Berdasarkan surat pemanggilan tersebut, Suyanto diketahui tidak hanya memiliki kediaman di dalam negeri, namun juga di Clifton Vale Singapura. Sementara surat itu dialamatkan ke alamat yang berada di Kebayoran lama, Jakarta Selatan.

Menteri Keuangan Sri Mulyani dalam sebuah konferensi pers pada Selasa (21/9) mengumumkan pihaknya telah memanggil 22 nama obligor atau debitur BLBI. Namun ia mengatakan beberapa obligor masih mangkir dari panggilan Satgas.

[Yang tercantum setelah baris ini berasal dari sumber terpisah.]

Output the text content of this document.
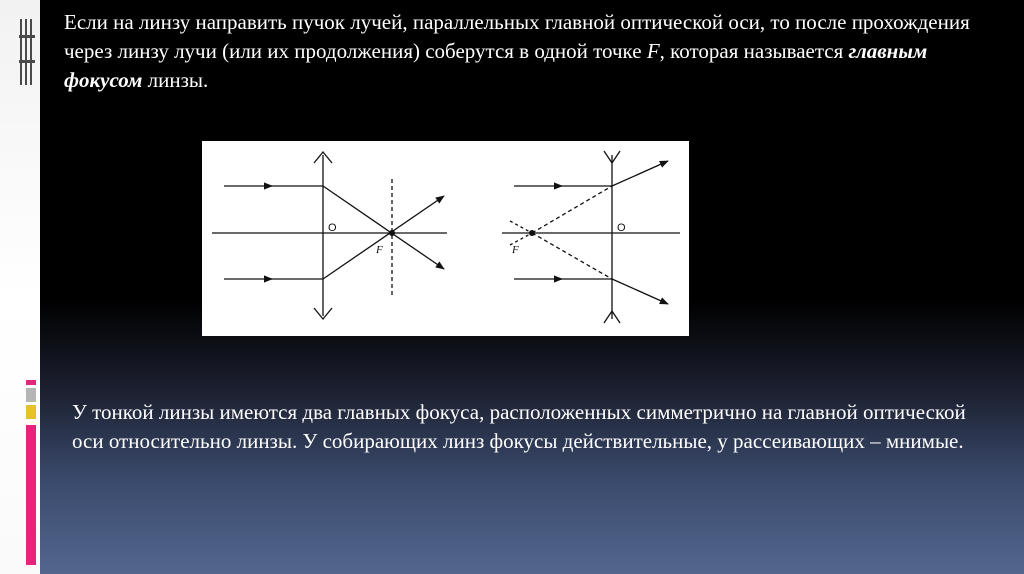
Если на линзу направить пучок лучей, параллельных главной оптической оси, то после прохождения через линзу лучи (или их продолжения) соберутся в одной точке F, которая называется главным фокусом линзы.
O
F
O
F
У тонкой линзы имеются два главных фокуса, расположенных симметрично на главной оптической оси относительно линзы. У собирающих линз фокусы действительные, у рассеивающих – мнимые.
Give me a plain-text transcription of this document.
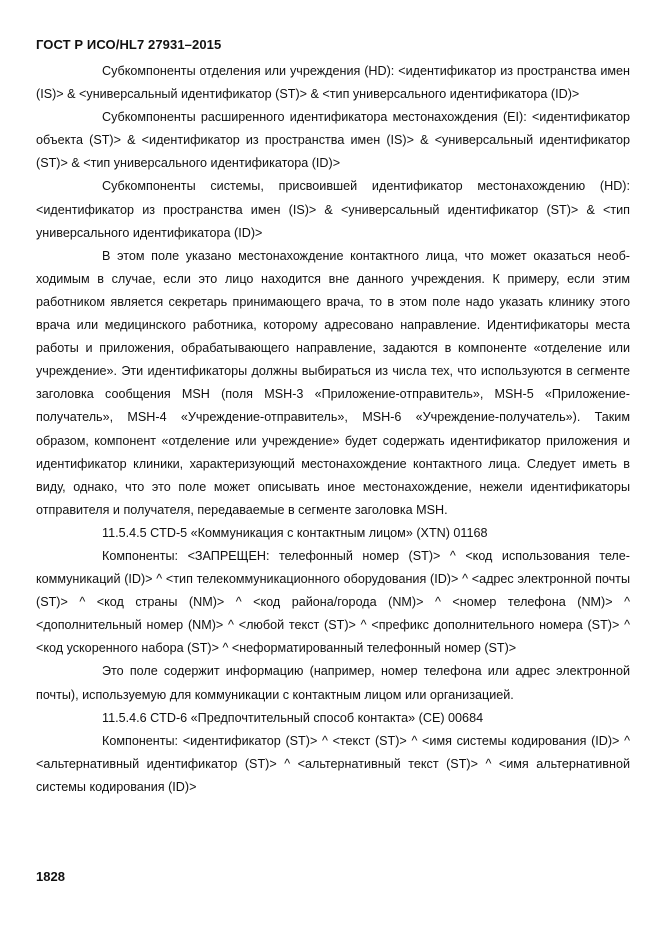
ГОСТ Р ИСО/HL7 27931–2015

Субкомпоненты отделения или учреждения (HD): <идентификатор из пространства имен (IS)> & <универсальный идентификатор (ST)> & <тип универсального идентификатора (ID)>

Субкомпоненты расширенного идентификатора местонахождения (EI): <идентификатор объекта (ST)> & <идентификатор из пространства имен (IS)> & <универсальный идентификатор (ST)> & <тип универсального идентификатора (ID)>

Субкомпоненты системы, присвоившей идентификатор местонахождению (HD): <идентификатор из пространства имен (IS)> & <универсальный идентификатор (ST)> & <тип универсального идентификатора (ID)>

В этом поле указано местонахождение контактного лица, что может оказаться необходимым в случае, если это лицо находится вне данного учреждения. К примеру, если этим работником является секретарь принимающего врача, то в этом поле надо указать клинику этого врача или медицинского работника, которому адресовано направление. Идентификаторы места работы и приложения, обрабатывающего направление, задаются в компоненте «отделение или учреждение». Эти идентификаторы должны выбираться из числа тех, что используются в сегменте заголовка сообщения MSH (поля MSH-3 «Приложение-отправитель», MSH-5 «Приложение-получатель», MSH-4 «Учреждение-отправитель», MSH-6 «Учреждение-получатель»). Таким образом, компонент «отделение или учреждение» будет содержать идентификатор приложения и идентификатор клиники, характеризующий местонахождение контактного лица. Следует иметь в виду, однако, что это поле может описывать иное местонахождение, нежели идентификаторы отправителя и получателя, передаваемые в сегменте заголовка MSH.

11.5.4.5 CTD-5 «Коммуникация с контактным лицом» (XTN) 01168

Компоненты: <ЗАПРЕЩЕН: телефонный номер (ST)> ^ <код использования телекоммуникаций (ID)> ^ <тип телекоммуникационного оборудования (ID)> ^ <адрес электронной почты (ST)> ^ <код страны (NM)> ^ <код района/города (NM)> ^ <номер телефона (NM)> ^ <дополнительный номер (NM)> ^ <любой текст (ST)> ^ <префикс дополнительного номера (ST)> ^ <код ускоренного набора (ST)> ^ <неформатированный телефонный номер (ST)>

Это поле содержит информацию (например, номер телефона или адрес электронной почты), используемую для коммуникации с контактным лицом или организацией.

11.5.4.6 CTD-6 «Предпочтительный способ контакта» (CE) 00684

Компоненты: <идентификатор (ST)> ^ <текст (ST)> ^ <имя системы кодирования (ID)> ^ <альтернативный идентификатор (ST)> ^ <альтернативный текст (ST)> ^ <имя альтернативной системы кодирования (ID)>

1828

Sri lalu membeberkan lima karakter dari para obligor atau debitur setelah menerima surat pemanggilan dari Satgas BLBI. Pertama, para pengemplang yang datang dan mengakui utangnya, kemudian berinisiatif menyusun proposal pelunasan utang.

Kedua, para pengutang yang datang dan mengakui utangnya, namun Satgas menolak rencana pelunasan utang yang diajukan karena dinilai tidak realistis. Ketiga, obligor dan debitur yang hadir tetapi membantah kalau dirinya atau pihaknya terlibat sebagai penerima dana BLBI.

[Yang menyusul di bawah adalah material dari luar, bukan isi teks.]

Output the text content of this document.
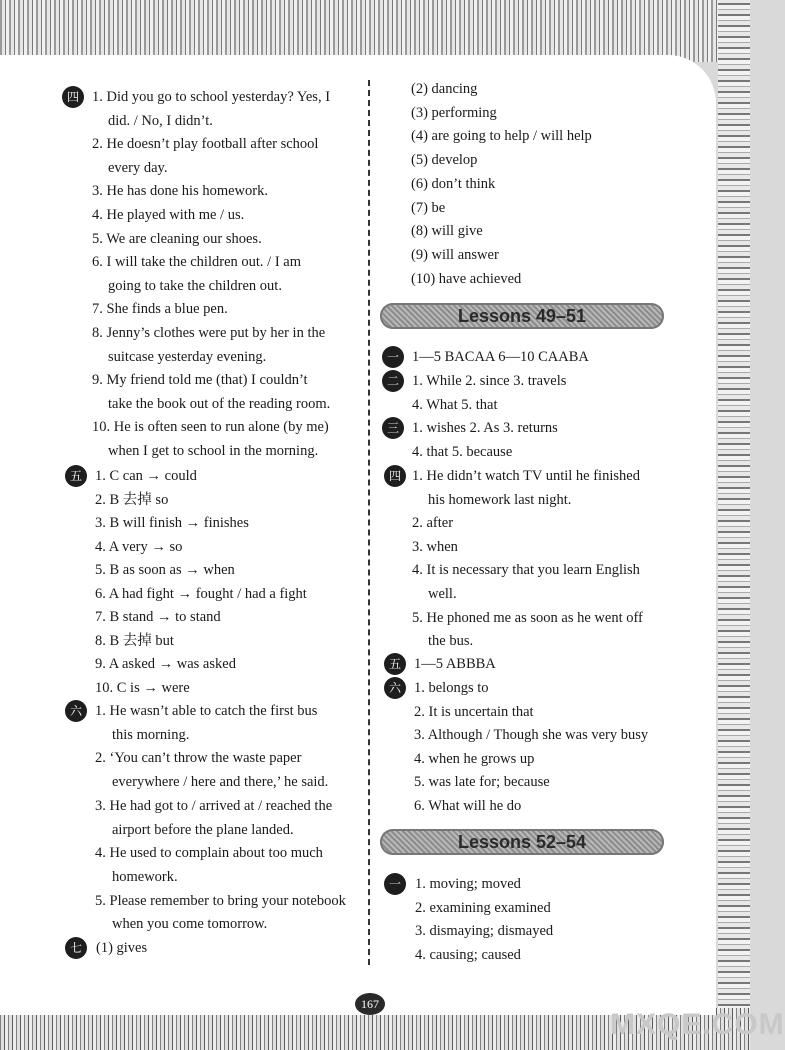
四 1. Did you go to school yesterday? Yes, I
did. / No, I didn’t.
2. He doesn’t play football after school
every day.
3. He has done his homework.
4. He played with me / us.
5. We are cleaning our shoes.
6. I will take the children out. / I am
going to take the children out.
7. She finds a blue pen.
8. Jenny’s clothes were put by her in the
suitcase yesterday evening.
9. My friend told me (that) I couldn’t
take the book out of the reading room.
10. He is often seen to run alone (by me)
when I get to school in the morning.
五 1. C can → could
2. B 去掉 so
3. B will finish → finishes
4. A very → so
5. B as soon as → when
6. A had fight → fought / had a fight
7. B stand → to stand
8. B 去掉 but
9. A asked → was asked
10. C is → were
六 1. He wasn’t able to catch the first bus
this morning.
2. ‘You can’t throw the waste paper
everywhere / here and there,’ he said.
3. He had got to / arrived at / reached the
airport before the plane landed.
4. He used to complain about too much
homework.
5. Please remember to bring your notebook
when you come tomorrow.
七 (1) gives
(2) dancing
(3) performing
(4) are going to help / will help
(5) develop
(6) don’t think
(7) be
(8) will give
(9) will answer
(10) have achieved
一 1—5 BACAA 6—10 CAABA
二 1. While 2. since 3. travels
4. What 5. that
三 1. wishes 2. As 3. returns
4. that 5. because
四 1. He didn’t watch TV until he finished
his homework last night.
2. after
3. when
4. It is necessary that you learn English
well.
5. He phoned me as soon as he went off
the bus.
五 1—5 ABBBA
六 1. belongs to
2. It is uncertain that
3. Although / Though she was very busy
4. when he grows up
5. was late for; because
6. What will he do
一 1. moving; moved
2. examining examined
3. dismaying; dismayed
4. causing; caused
Lessons 49–51
Lessons 52–54
167
MXQE.COM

Keempat, pengemplang yang tidak hadir tetapi menyampaikan komitmen dan surat kepada Satgas BLBI untuk melunasi utangnya. Kelima, obligor atau debitur yang tidak hadir dan tidak memberikan kabar apapun.

"Dalam hal ini tim akan terus melakukan tindakan-tindakan sesuai dengan landasan hukum yang ada untuk mengembalikan hak tagih negara," kata Sri Mulyani dalam Konferensi Pers Progres Pelaksanaan Tugas Satgas BLBI, Selasa (21/9).

Sri Mulyani mengatakan salah satu obligor atau debitur yang hartanya sudah berhasil dikejar yakni konglomerat Kaharudin Ongko. Ia diketahui memiliki tagihan dana BLBI sebesar Rp 8,2 triliun melalui Bank Umum Nasional (BUN) dan Bank Arya Panduarta.

Pada Senin (20/9) Satgas BLBI menyita harta Kaharudin Ongko senilai Rp 110 miliar. Dana ini tersimpan di salah satu bank swasta nasional dalam bentuk escrow account dalam nominal rupiah Rp 664,9 juta dan dalam bentuk dolar AS sebesar US$ 7,6 juta atau setara Rp 109,5 miliar.

Penyitaan dilakukan lantaran Ongko lambat dalam melakukan pembayaran utang. Meski baru sebagian kecil dari total utang, Satgas masih akan mengejar aset milik Ongko lainnya, termasuk berbagai aset tetap dan bergerak yang sudah dijaminkan.